When is a Good Time to Transplant?
Experts agree that fall is one of the best times for transplanting, but spring is also considered good. Each season has advantages that the other lacks.
Many claim that fall is the best time to transplant trees and shrubs. Fall transplants can benefit from the months of cooler, moister weather ahead. Thanks to autumn rains, the plant’s roots get a chance to grow before summer’s heat dries up the earth. Strong roots anchor a new transplant into its new location and help stock up needed nutrients.

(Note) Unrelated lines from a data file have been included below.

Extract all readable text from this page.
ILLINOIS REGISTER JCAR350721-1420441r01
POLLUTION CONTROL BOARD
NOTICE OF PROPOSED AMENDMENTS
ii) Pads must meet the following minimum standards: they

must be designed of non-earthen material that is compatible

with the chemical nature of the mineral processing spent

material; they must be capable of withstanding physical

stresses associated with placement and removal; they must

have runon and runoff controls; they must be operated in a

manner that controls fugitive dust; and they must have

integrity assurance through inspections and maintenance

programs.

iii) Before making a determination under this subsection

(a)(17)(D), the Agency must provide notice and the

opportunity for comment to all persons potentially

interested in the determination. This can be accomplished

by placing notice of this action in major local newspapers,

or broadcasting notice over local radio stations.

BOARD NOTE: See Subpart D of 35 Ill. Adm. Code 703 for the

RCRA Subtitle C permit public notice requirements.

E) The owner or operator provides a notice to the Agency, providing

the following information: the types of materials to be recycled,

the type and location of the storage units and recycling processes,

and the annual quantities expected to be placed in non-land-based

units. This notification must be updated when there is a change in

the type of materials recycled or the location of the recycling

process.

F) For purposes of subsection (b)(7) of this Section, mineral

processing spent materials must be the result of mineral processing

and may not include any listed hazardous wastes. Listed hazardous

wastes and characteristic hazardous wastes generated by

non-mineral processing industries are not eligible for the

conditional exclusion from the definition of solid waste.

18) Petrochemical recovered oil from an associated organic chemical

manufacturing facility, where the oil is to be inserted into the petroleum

Compare this to spring-planted trees that will have few roots out into the yard when summer heat arrives so soon
When to Move Perennials?
The key to moving perennials is not to choose a bad time. You should never move perennials when they are in flower. Wait at least a few weeks after a plant flowers to pick up the shovel. One rule of thumb is to transplant fall-blooming perennials in spring and spring-flowering perennials in fall.
Don’t transplant perennials where the weather is hot, either. Every time you dig up a plant, it loses some roots. In hot weather, this root deficit may make it impossible for a transplant to cool itself.
The best times for transplanting perennials are the months when the weather is cool. Spring often works well, and fall is one of the transplanting seasons of choice.
Best Time to Transplant Trees and Shrubs
One factor to consider, when you are thinking about the best time for transplanting big plants, is whether you will need to root prune. Root pruning is one way a gardener can help a shrub or tree make up for lost feeder roots that help supply it with nutrients and water.
When you root prune, you cut off the roots a short distance from the trunk in order to allow new groups of feeder roots to form. These roots can be incorporated in the root ball when you move the tree, and provide the tree with new roots in its new destination.
One way to root prune is to use a sharp spade to cut through existing roots in a circle, around the plant. Another is to dig a trench around the plant, cutting the roots as you go.
Transplanting times for gardeners need to take root pruning into account. Generally, it is best to root prune in fall. If you root prune in fall, you should transplant in spring, giving the new roots a chance to get started. If you root prune in spring, transplant in fall.